After my last post, I made several attempts to write about how I am finally moving on from mum’s death but, after a couple of paragraphs, I’d lose interest and abandon them. So, I came to the conclusion that I needed to think a bit more about what I’d written last time. That I had lost something I’d been looking for – at the very moment that I found it.
For years, I’d heard people speaking of how fond they were of their mothers and I didn’t know what they were talking about. But actually, I realised I’d been looking for that feeling all my life and secretly wondering how it would be to feel it.
As I’ve already said, I was surprised at how upset I was after mum died. Since then, I’ve come to think that part of me would always be the little girl who was never loved enough; who was never quite good enough – because she exhibited a mind of her own rather than being a clone of her mother! Now I can see that I was loved. But the sad truth is that I never felt loved. I never believed I was loved, perhaps I couldn’t allow myself to be loved. Because my mother couldn’t be trusted. You never really knew where you were with her. That’s to say, her love, which I now think was genuine, was not unconditional.
As an adult, it was something I’d learnt to live with. But, as a child, it must have been very confusing. If you didn’t conform to what was required, you’d be ‘out’. If you did conform, of course, you’d be ‘in’. But this meant I became very wary. Even when I was ‘in’, I was perpetually expecting a trick – a risk of being ‘out’.
What saved me was my mother’s sisters, my aunties, who did adore me unconditionally! And of course, I adored them all back. I remember a conversation I had with them. At the time, I was in my 30s so felt I could speak to them as an equal adult. I said, ‘mum is always so rude to me!’ They burst out laughing. ‘Don’t worry, she speaks to everyone like that!’ And now I remember one of my aunts speaking to my mother, telling her off. ‘You’re nice to little children. You should be nicer to adults!’
Recently, my government, in a bizarre turn of phrase said it would ‘put its arms around us’ to help with the post-Covid economy. They’ve also used that phrase viz a viz Care Homes – (and we know just how well their policies protected Care-Home residents.) Anyway, hearing this phrase produced a sudden, fierce reaction from me: ‘Don’t put your arms around me, you horrible, dishonest, lying government! I wouldn’t trust you as far as I could throw you – which is no distance at all.’ But I wonder whether my intense reaction to what is, after all, just another meaningless soundbite from a shambolic government, was triggered by some kind of emotional memory from my childhood: a resistance to accept protection from untrustworthy sources. Because I could never rely on my mother for emotional support. When she did try to be loving and affectionate, I would shy away like a startled wild creature. I didn’t feel protected, I felt trapped and suffocated and captured.
People who met my mother – school friends and such like – usually liked her. They all said how nice mum was and I would think, yeah, you don’t know her. So that has been one of the positive things to come out of the last few years.
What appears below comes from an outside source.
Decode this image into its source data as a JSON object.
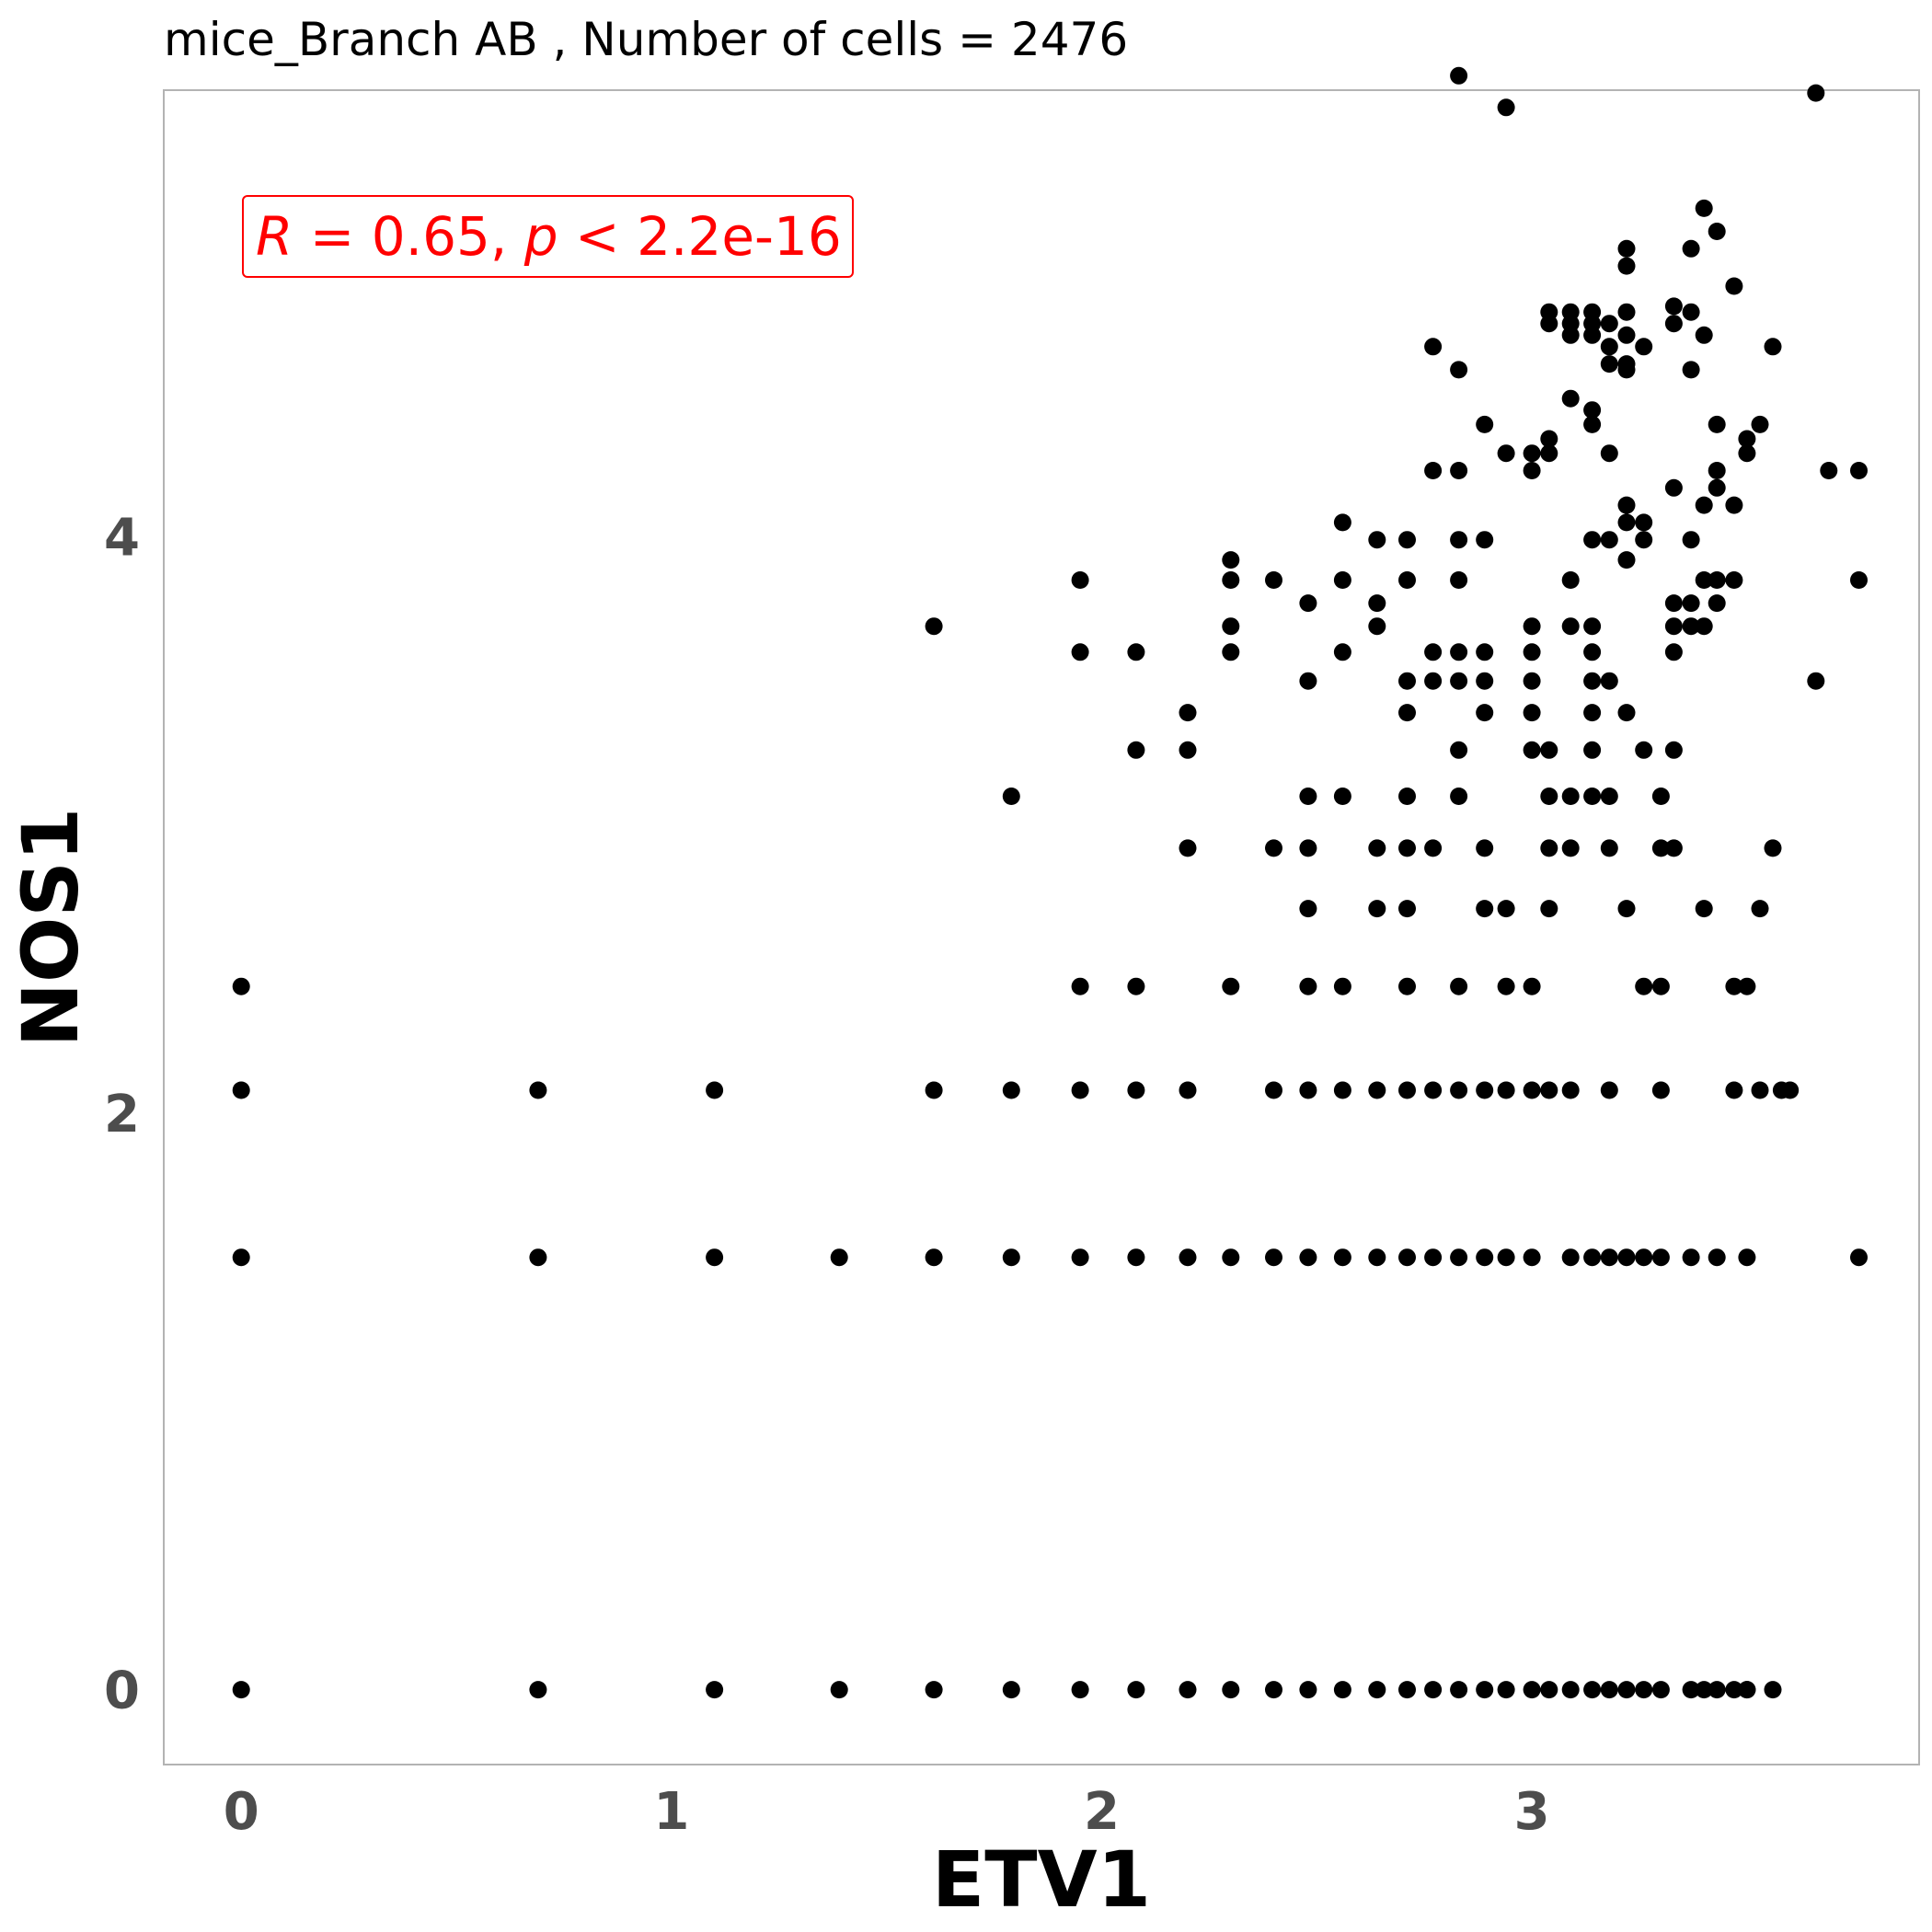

I did finally meet that funny, charming, witty side of her personality that she had shown to other people – but never really to us. Well, I suppose that’s how she appeared to dad, because they were very happily married for many years. The ardent love letters I found from the war years seem to confirm that, although I do remember once, I’d done something, I can’t remember what it was now, and dad said to me, in a pleading tone: don’t be like your mother! This small chink in the armour of their relationship was – and remains – very precious to me, because I was always a daddy’s girl at heart but never got much of a chance to indulge that until the last years of dad’s life.
The truth is mum was incredibly self-centred. She really wasn’t much of an empath. She did say occasionally that she appreciated me coming here to look after her, but I was always taken aback whenever she did say that, because I saw very few signs of it on a day to day level.
Yesterday was the anniversary of mum’s funeral. We did well, that day. Mum would have been pleased with it. I was pleased with it. Finding the words for the eulogy wasn’t easy although I did all right in the end (see the post). And I suppose I’ll emerge from my current muddled emotional state – in the end. One of mum’s catch phrases was ‘it’ll be all right on the night’. And I guess it will be. But first, I just have to get through this puzzling time.